Saturday, 23 June 2012

Chernobyl Diaries: OK but Disappointing

Went to see CD last night with Mrs H. To get the important matters settled, we took in our goodies. I refuse to pay £20 for a fizzy pop and a bucket o' popcorn.

I even won a cup of coffee (for Mrs H) in a £1 for charity lucky dip (coffee cost £2.49rrp) in the Coffee Emporium across the street. We were off to a good start!

Anyhow onto the film. Quite good. Not really scary (though Mrs H hid in her jumper a few times in a 70s Dr Who stylee saying "tell me what happens") and too short. It ended just when you hope it would get going, spin off into an X Files style govt cover-up plot or final big fight scene etc.

It wasn't boring like Transformers or Avengers Assemble, but was definitely missing something. Too formulaic in parts (stay in the van and turn the flipping lights off!) but moreover just not enough plot/back story etc.

Mrs H gave it 9/10 but she is easily pleased (she married me!) - I'm sticking to 6.5/10.

I wonder if a docu-film about the background to Chernobyl, Fukushima, Bhopal etc., cover ups and mistreatment of locals, and the UK government plans to bury tons and tons of nuclear waste in the Lake District, the tax-payers' bank-rolling of nuclear big business, and associated cover-ups and 'green-washing' of nuclear power for dubious ends might be more worrying/scary.

Thursday, 21 June 2012

A Warning to the Modern World

“Do not be so open-minded that your brains fall out.”

G.K. Chesterton

Sunday, 17 June 2012

I Wonder if Hilaire Belloc Liked Viennese Whirls?

Just had a Viennese Whirl and a cup of tea in my Hilaire Belloc mug.

Does life get any better?

The blog is in danger of becoming a food fest.

Mrs H has retired to read a book.
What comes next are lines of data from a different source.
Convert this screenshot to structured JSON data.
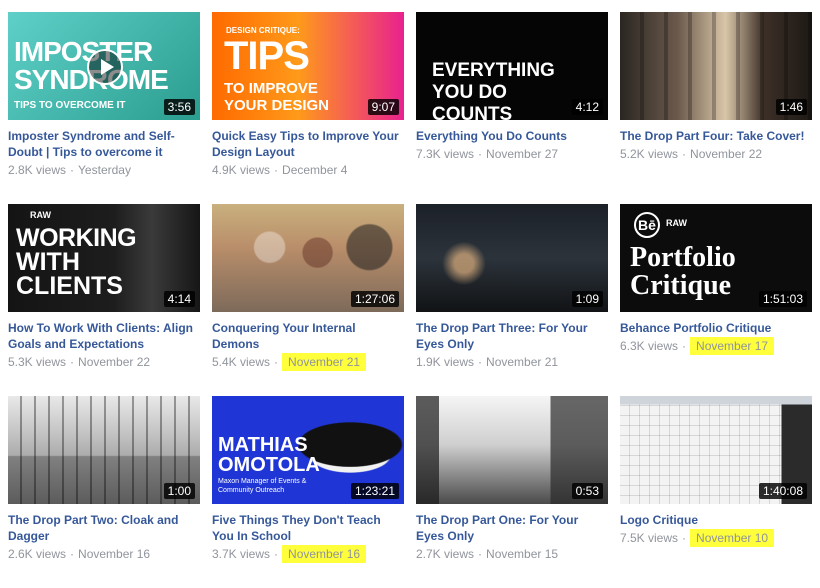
{
  "highlight_color": "#ffff3b",
  "link_color": "#365899",
  "videos": [
    {
      "title": "Imposter Syndrome and Self-Doubt | Tips to overcome it",
      "views": "2.8K views",
      "date": "Yesterday",
      "duration": "3:56",
      "thumb_text": [
        "IMPOSTER",
        "SYNDROME",
        "TIPS TO OVERCOME IT"
      ]
    },
    {
      "title": "Quick Easy Tips to Improve Your Design Layout",
      "views": "4.9K views",
      "date": "December 4",
      "duration": "9:07",
      "thumb_text": [
        "DESIGN CRITIQUE:",
        "TIPS",
        "TO IMPROVE",
        "YOUR DESIGN"
      ]
    },
    {
      "title": "Everything You Do Counts",
      "views": "7.3K views",
      "date": "November 27",
      "duration": "4:12",
      "thumb_text": [
        "EVERYTHING",
        "YOU DO",
        "COUNTS"
      ]
    },
    {
      "title": "The Drop Part Four: Take Cover!",
      "views": "5.2K views",
      "date": "November 22",
      "duration": "1:46",
      "thumb_text": []
    },
    {
      "title": "How To Work With Clients: Align Goals and Expectations",
      "views": "5.3K views",
      "date": "November 22",
      "duration": "4:14",
      "thumb_text": [
        "RAW",
        "WORKING",
        "WITH",
        "CLIENTS"
      ]
    },
    {
      "title": "Conquering Your Internal Demons",
      "views": "5.4K views",
      "date": "November 21",
      "duration": "1:27:06",
      "thumb_text": [],
      "highlight": true
    },
    {
      "title": "The Drop Part Three: For Your Eyes Only",
      "views": "1.9K views",
      "date": "November 21",
      "duration": "1:09",
      "thumb_text": []
    },
    {
      "title": "Behance Portfolio Critique",
      "views": "6.3K views",
      "date": "November 17",
      "duration": "1:51:03",
      "thumb_text": [
        "Bē",
        "RAW",
        "Portfolio",
        "Critique"
      ],
      "highlight": true
    },
    {
      "title": "The Drop Part Two: Cloak and Dagger",
      "views": "2.6K views",
      "date": "November 16",
      "duration": "1:00",
      "thumb_text": []
    },
    {
      "title": "Five Things They Don't Teach You In School",
      "views": "3.7K views",
      "date": "November 16",
      "duration": "1:23:21",
      "thumb_text": [
        "MATHIAS",
        "OMOTOLA",
        "Maxon Manager of Events &",
        "Community Outreach"
      ],
      "highlight": true
    },
    {
      "title": "The Drop Part One: For Your Eyes Only",
      "views": "2.7K views",
      "date": "November 15",
      "duration": "0:53",
      "thumb_text": []
    },
    {
      "title": "Logo Critique",
      "views": "7.5K views",
      "date": "November 10",
      "duration": "1:40:08",
      "thumb_text": [],
      "highlight": true
    }
  ]
}
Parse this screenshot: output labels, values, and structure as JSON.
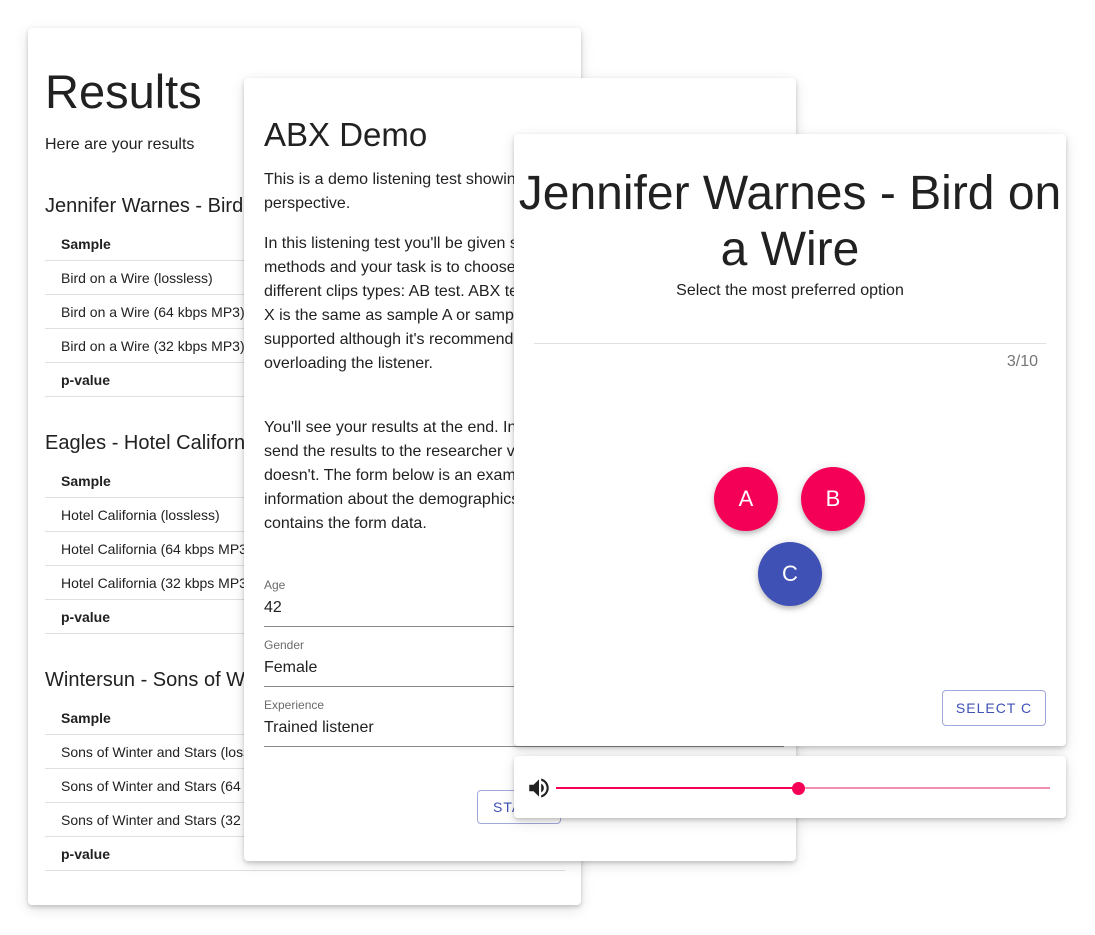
{
  "results": {
    "title": "Results",
    "subtitle": "Here are your results",
    "column_header": "Sample",
    "tests": [
      {
        "name": "Jennifer Warnes - Bird on a Wire",
        "rows": [
          "Bird on a Wire (lossless)",
          "Bird on a Wire (64 kbps MP3)",
          "Bird on a Wire (32 kbps MP3)"
        ],
        "pvalue_label": "p-value"
      },
      {
        "name": "Eagles - Hotel California",
        "rows": [
          "Hotel California (lossless)",
          "Hotel California (64 kbps MP3)",
          "Hotel California (32 kbps MP3)"
        ],
        "pvalue_label": "p-value"
      },
      {
        "name": "Wintersun - Sons of Winter and Stars",
        "rows": [
          "Sons of Winter and Stars (lossless)",
          "Sons of Winter and Stars (64 kbps MP3)",
          "Sons of Winter and Stars (32 kbps MP3)"
        ],
        "pvalue_label": "p-value"
      }
    ]
  },
  "abx": {
    "title": "ABX Demo",
    "paragraphs": [
      "This is a demo listening test showing how it works from the listener's perspective.",
      "In this listening test you'll be given samples of different compression methods and your task is to choose the best option. There are two different clips types: AB test. ABX tests where the listener picks whether X is the same as sample A or sample B. Greater than 2 options are supported although it's recommended to keep the number low to avoid overloading the listener.",
      "You'll see your results at the end. In a real test you can have the test send the results to the researcher via the configuration file but this test doesn't. The form below is an example of what can be done to gather information about the demographics. The email sent to the researcher contains the form data."
    ],
    "fields": [
      {
        "label": "Age",
        "value": "42"
      },
      {
        "label": "Gender",
        "value": "Female"
      },
      {
        "label": "Experience",
        "value": "Trained listener"
      }
    ],
    "start_label": "START"
  },
  "question": {
    "title": "Jennifer Warnes - Bird on a Wire",
    "subtitle": "Select the most preferred option",
    "progress": "3/10",
    "options": [
      "A",
      "B",
      "C"
    ],
    "selected_option": "C",
    "select_label": "SELECT C"
  },
  "player": {
    "volume_icon": "volume-up-icon",
    "position": 0.49
  },
  "colors": {
    "accent_pink": "#f50057",
    "primary_blue": "#3f51b5"
  }
}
I think she has a deep loathing of football. And she's not even a rugby fan!

Happy Fathers Day to Old Pa Hurley (and Reflections on Sweets)

Coconut Rolls
You know it's Father's Day when you open your Liquorice Allsorts (other brands are available) and there is a preponderance of Coconut Rolls!

Mmmmm. My favourites.

Sprogs
Luckily Mrs H loves the sprogs (jelly-ish ones) which I do not really like, and the youngest Hurley loves the plain liquorice ones which are pretty hit and miss for me.

So there we are. Like Jack Spratt and his wife, the 'plate' (as it were) shall be licked clean.

Happy Father's Day to all Dads. Especially my dad, Old Pa Hurley who is officially the best dad in the world. I would probably swap a skip load of Coconut Rolls for him. Now that's filial love!

Greater love hath no man than to give up his Coconut Rolls for his dad.

Luckily for me Old Pa Hurley seemed perfectly sated with a big box of Bassett's Wine Gums (other brands are available).

I did try and find a pic of a skip filled with sweets... but no joy. Just how much use is the internet?